One thing that impressed Caserio and the McNair family was how well Ryans communicated what he wanted and needed when it came to players who fit the schemes Slowik wanted to run on offense and Ryans and Burke on defense.

As time went on and Caserio and his personnel people learned more about Ryans and his coaching staff, they were able to adapt when it came to making decisions on players.

"When you go back and look at last year, there were a lot of new people," Caserio said. "DeMeco did a great job putting the staff together. When we put the staff together in February, we didn't know what our team was going to look like (or) who the quarterback was going to be. We knew we were going to evaluate a number of players during the spring.

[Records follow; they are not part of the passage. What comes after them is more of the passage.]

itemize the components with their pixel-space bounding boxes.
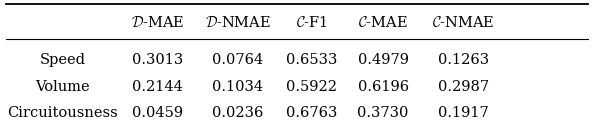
Text: $\mathcal{C}$-MAE: $\mathcal{C}$-MAE xyxy=(358,15,408,30)
Text: 0.0236: 0.0236 xyxy=(212,106,263,120)
Text: $\mathcal{C}$-F1: $\mathcal{C}$-F1 xyxy=(296,15,328,30)
Text: 0.6763: 0.6763 xyxy=(286,106,337,120)
Text: 0.6533: 0.6533 xyxy=(286,53,337,68)
Text: 0.2144: 0.2144 xyxy=(132,80,183,94)
Text: Speed: Speed xyxy=(39,53,86,68)
Text: 0.3013: 0.3013 xyxy=(132,53,183,68)
Text: $\mathcal{D}$-NMAE: $\mathcal{D}$-NMAE xyxy=(204,15,271,30)
Text: 0.0459: 0.0459 xyxy=(132,106,183,120)
Text: Volume: Volume xyxy=(35,80,90,94)
Text: 0.4979: 0.4979 xyxy=(358,53,409,68)
Text: Circuitousness: Circuitousness xyxy=(7,106,118,120)
Text: 0.1917: 0.1917 xyxy=(438,106,489,120)
Text: 0.1034: 0.1034 xyxy=(212,80,263,94)
Text: 0.3730: 0.3730 xyxy=(358,106,409,120)
Text: 0.0764: 0.0764 xyxy=(212,53,263,68)
Text: 0.1263: 0.1263 xyxy=(438,53,489,68)
Text: 0.2987: 0.2987 xyxy=(438,80,489,94)
Text: $\mathcal{D}$-MAE: $\mathcal{D}$-MAE xyxy=(131,15,184,30)
Text: $\mathcal{C}$-NMAE: $\mathcal{C}$-NMAE xyxy=(432,15,495,30)
Text: 0.5922: 0.5922 xyxy=(286,80,337,94)
Text: 0.6196: 0.6196 xyxy=(358,80,409,94)
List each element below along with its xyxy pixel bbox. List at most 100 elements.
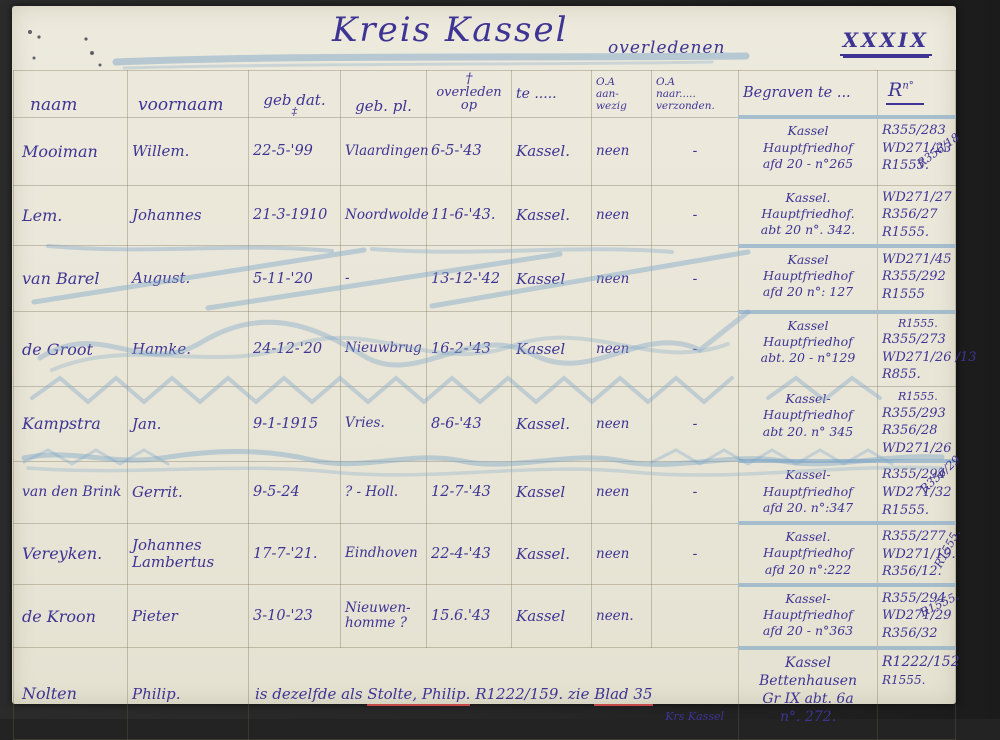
double-dagger-mark: ‡ — [291, 104, 298, 118]
cell-oa-verzonden: - — [651, 184, 739, 247]
table-row: de Kroon Pieter 3-10-'23 Nieuwen- homme … — [13, 584, 962, 650]
oa-line: naar..... — [656, 87, 696, 100]
cell-geb-dat: 9-1-1915 — [248, 386, 341, 462]
cell-geb-pl: Nieuwbrug — [340, 311, 427, 387]
cell-voornaam: Pieter — [127, 584, 249, 649]
cell-voornaam: Johannes Lambertus — [127, 522, 249, 586]
cell-geb-pl: Vlaardingen — [340, 116, 429, 186]
cell-voornaam: Johannes — [127, 184, 249, 247]
cell-geb-dat: 9-5-24 — [248, 460, 341, 524]
cell-oa-aanwezig: neen. — [591, 584, 652, 649]
cell-voornaam: Hamke. — [127, 311, 249, 387]
cell-r-no: R1555. R355/273 WD271/26 /13 R855. — [877, 311, 977, 387]
col-header-te: te ..... — [511, 70, 592, 118]
cell-naam: van Barel — [13, 245, 128, 313]
cell-begraven-te: Kassel Hauptfriedhof afd 20 n°: 127 — [738, 245, 878, 314]
cell-begraven-te: Kassel- Hauptfriedhof afd 20 - n°363 — [738, 584, 878, 650]
col-header-geb-dat: geb dat. ‡ — [248, 70, 341, 118]
cell-oa-aanwezig: neen — [591, 522, 652, 586]
cell-te: Kassel. — [511, 116, 592, 186]
table-row: van den Brink Gerrit. 9-5-24 ? - Holl. 1… — [13, 453, 963, 526]
cell-r-no: R355/294 WD271/29 R356/32 R1555. — [877, 584, 962, 650]
cell-naam: Kampstra — [13, 386, 128, 462]
cell-oa-verzonden: - — [651, 386, 739, 462]
col-header-r-no: Rn° — [877, 70, 956, 120]
cell-voornaam: August. — [127, 245, 249, 313]
cell-overleden-op: 8-6-'43 — [426, 386, 512, 462]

"There's a lot of work that goes into it. You learn about each other from where we were in May to where we ended up at the end of the season, almost like night and day. There are things we learned (that) we can utilize this year."

An offshoot of the coaches and personnel department communicating so well can be found in what's often overlooked in a team's success: Players signed during the season because of injuries and what their contributions were to the team's success. Once players started to go down in training camp and then in the regular season, they had to be replaced. The pro scouting staff as well as the coaches handled smoothly what could have been a confusing and debilitating situation.

Other than Ryans, no coach was more important to the team's success than Slowik. He was calling plays for the first time. Because Ryans worked with him for six years at San Francisco, he had the utmost confidence in Slowik, who rewarded Ryans' faith in him.

"I thought Bobby did a really great job," Ryans said. "Everybody is kind of hesitant when you have a first-year coordinator, and nobody knows truly what to expect. For me, knowing Bobby and knowing how detailed he is in his preparation, how he gets his coaches prepared, the way he teaches – it showed up on the film.

"I'm happy for Bobby that he was able to garner the success he truly deserves. Bobby's success doesn't happen without the players, so I never lose sight of this game (being) about the players. As coaches, we're here to assist the players and support them in any way we can. Bobby doesn't have that success without getting the right players and the players performing at a high level."

With the Texans being able to retain such coaches as Slowik, Burke, Johnson and Ross, it should give them an even better chance to get their players to perform at an even higher level next season.